Tim Berners-Lee is very concerned about the future of the “open web”, and has published a “Contract for the Web” to try and help defend it. I too like what I think of as the “open web” and would like to preserve it, but it seems our conceptions of it are very different.

There is a strong, often-unspoken narrative around a sort of “original sin” for the Internet. The idea, upon examination, is as silly as its namesake, but persists nonetheless. In this narrative the Internet was formerly a wonderful place for nice people where there was no conflict, but modern social media networks caused conflict, “breaking democracy”, and so on. Of course the thesis is not stated like this because the obvious problem jumps up, but it’s still there. The Internet has never been a “nice” place. It started as an academic computer network which perhaps enforced some sort of decorum, but that was definitely gone by the 90s. But more than that it laid how different people are from each other on all sorts of different dimensions, and mere difference is the oldest cause of human conflict.

So why do people think the “open web” is in danger anyway? Because Berners-Lee and his fellow-thinkers are right in some sense; the Internet has changed, and social media has indeed changed it. But it’s not a matter of big evil corporations breaking democracy or whatever. Rather the problem arises in the network itself.

Let’s look at the fundamental mechanism that the media and people that pay attention to it are concerned about: two-way communication. So how does two-way communication exist on the Internet?

One of the first ways – a system still used and often-imitated today – is called Internet Relay Chat. It has servers – which anyone can set up – with various chat rooms called channels – which anyone can create – on them. The servers, originally all linked together, eventually split into various rivalous networks. I’m not going to go into the history of IRC here, but the point is that it’s a system that’s open but decentralized. What does that mean? If you want to create a channel for whatever topic you want, you generally can. There are people with central authority on a network, but they generally don’t interfere with internal affairs of the channels. Additionally every channel is separate. You can generally only see what people say in it if you’re in the channel, and you can’t get a complete history of what happened there. And while you have the same username (“nick”) in every channel on a network, it’s easy to be signed in as multiple users or be on multiple networks.

Another way almost certainly familiar to you is email. There are some similarities but many differences with IRC. It is still decentralized – generally no one but you cares what you get in your email – but it’s person-to-person. Like IRC it’s also private.

These are two paradigm systems for communicating because they’re both very popular and often imitated on the Internet. IRC-like systems exist as chat networks such as Slack and Discord, while countless different websites offer some sort of email-like private-messaging feature. Many different systems can be fit into one of these two paradigms.

Modern social media, on the other hand, is very different from them. They try to maintain the myth of being a “single community”, even though what it is is millions of very different people all talking within their networks. The only common factor between everyone is things being more publicly accessible and easily shareable. As we’ve seen in countless cases, this is a dangerous combination. A casual remark that would have gone unnoticed within the person-context it’s in goes viral, humiliating and harming the sender because of another myth: language being “objective” rather than extremely context-sensitive.

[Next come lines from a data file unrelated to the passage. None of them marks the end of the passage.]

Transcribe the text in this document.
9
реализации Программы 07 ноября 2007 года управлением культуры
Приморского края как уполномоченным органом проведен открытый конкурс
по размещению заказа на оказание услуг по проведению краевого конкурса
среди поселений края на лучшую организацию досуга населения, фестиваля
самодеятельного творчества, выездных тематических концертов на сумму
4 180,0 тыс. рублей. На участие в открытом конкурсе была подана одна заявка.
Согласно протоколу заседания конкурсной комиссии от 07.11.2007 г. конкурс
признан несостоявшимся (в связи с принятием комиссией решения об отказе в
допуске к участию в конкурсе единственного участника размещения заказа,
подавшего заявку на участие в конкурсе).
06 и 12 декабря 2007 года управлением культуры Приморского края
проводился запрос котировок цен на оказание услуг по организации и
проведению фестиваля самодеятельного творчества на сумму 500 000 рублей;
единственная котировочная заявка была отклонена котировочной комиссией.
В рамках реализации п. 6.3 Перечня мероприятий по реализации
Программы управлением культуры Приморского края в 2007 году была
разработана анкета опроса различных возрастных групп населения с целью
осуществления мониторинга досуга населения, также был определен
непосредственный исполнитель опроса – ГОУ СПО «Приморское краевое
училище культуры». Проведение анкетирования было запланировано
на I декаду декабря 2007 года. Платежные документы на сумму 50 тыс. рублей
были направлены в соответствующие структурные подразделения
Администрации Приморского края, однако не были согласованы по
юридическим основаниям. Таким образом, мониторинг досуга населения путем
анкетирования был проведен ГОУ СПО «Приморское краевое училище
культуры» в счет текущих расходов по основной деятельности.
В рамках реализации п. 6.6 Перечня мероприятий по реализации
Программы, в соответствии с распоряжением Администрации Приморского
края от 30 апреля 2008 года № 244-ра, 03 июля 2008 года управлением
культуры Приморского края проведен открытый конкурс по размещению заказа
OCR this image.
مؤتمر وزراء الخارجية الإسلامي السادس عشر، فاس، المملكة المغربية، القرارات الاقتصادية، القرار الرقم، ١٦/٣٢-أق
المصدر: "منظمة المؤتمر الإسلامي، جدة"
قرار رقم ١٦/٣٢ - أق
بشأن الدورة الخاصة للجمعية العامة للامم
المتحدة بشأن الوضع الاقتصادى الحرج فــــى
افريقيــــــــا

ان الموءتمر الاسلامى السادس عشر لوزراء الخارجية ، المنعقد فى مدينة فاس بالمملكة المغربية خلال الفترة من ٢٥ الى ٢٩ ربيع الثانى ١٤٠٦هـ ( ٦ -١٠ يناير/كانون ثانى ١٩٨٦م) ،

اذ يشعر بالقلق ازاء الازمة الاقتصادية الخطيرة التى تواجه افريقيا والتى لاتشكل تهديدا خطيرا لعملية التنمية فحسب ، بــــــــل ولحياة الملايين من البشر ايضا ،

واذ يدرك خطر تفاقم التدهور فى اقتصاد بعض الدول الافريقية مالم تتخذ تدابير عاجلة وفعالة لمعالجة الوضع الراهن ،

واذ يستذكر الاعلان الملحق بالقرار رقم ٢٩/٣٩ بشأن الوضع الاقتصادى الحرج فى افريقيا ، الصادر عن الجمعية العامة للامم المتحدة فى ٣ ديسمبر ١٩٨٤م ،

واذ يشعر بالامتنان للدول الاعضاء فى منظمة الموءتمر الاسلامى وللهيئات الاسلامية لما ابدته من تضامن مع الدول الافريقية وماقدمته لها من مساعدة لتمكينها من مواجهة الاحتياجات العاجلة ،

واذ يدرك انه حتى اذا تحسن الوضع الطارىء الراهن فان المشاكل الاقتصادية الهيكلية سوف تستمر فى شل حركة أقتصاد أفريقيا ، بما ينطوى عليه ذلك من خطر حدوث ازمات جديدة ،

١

The Contract for the Web is optimistic about fixing this. It states that “Companies will…Develop technologies that support the best in humanity and challenge the worst so the web really is a public good that puts people first.” and that “Citizens will…Build strong communities that respect civil discourse and human dignity so that everyone feels safe and welcome online.”. What does this mean? Well it’s necessarily vague in order to get more people to agree to it, but the ideas behind it are well-known. People should get educated so they stop posting “fake news”, “hate speech”, and other apparent ills, and proprietors of social networks should take strong action to enforce this. Then we’ll supposedly have the “open web” back.

I think this is pure childish fantasy. Not because of some sort of free speech absolutism or whatever, but because it fundamentally confuses causes with symptoms. IRC/email-like networks that I described above help build communities. Actual communities, not whatever Facebook is pretending it is this week. They provide places to chat, argue, learn, have cybersex, trade, and everything else people do online with other people. The decentralization and many different groups that exist on these is a feature here, not a bug.

The open social networks, on the other hand, are based on political idealism rather than actual human interaction. They try to create a single community when none is possible even in principle. Many people want Twitter to “just ban the Nazis.” Indeed they could…and then next week there’d be another group in the spotlight. Again this isn’t political slippery slope and I’ll shed no tears if far-rightests get kicked off the Internet completely. But when you pour millions of people from across the globe into a shared space where everyone sees everyone you either get a panopticon or a battlefield. No amount of “civil discourse” or “supporting the best in humanity and challenging the worse” will change that in the slightest. The social network creators have simply made promises that are impossible to keep.

To me the open web is not about being able to see everyone else on Earth, but being able to find them and their communities if I choose. In that aspect the open web is doing better than ever. You won’t find it on Facebook certainly (all the more reason not to use it!) but there are so many different communities you could spend your entire life just finding and categorizing them. If you don’t want to be in a battle, get off the battlefield! That is my “Contract for the Web”.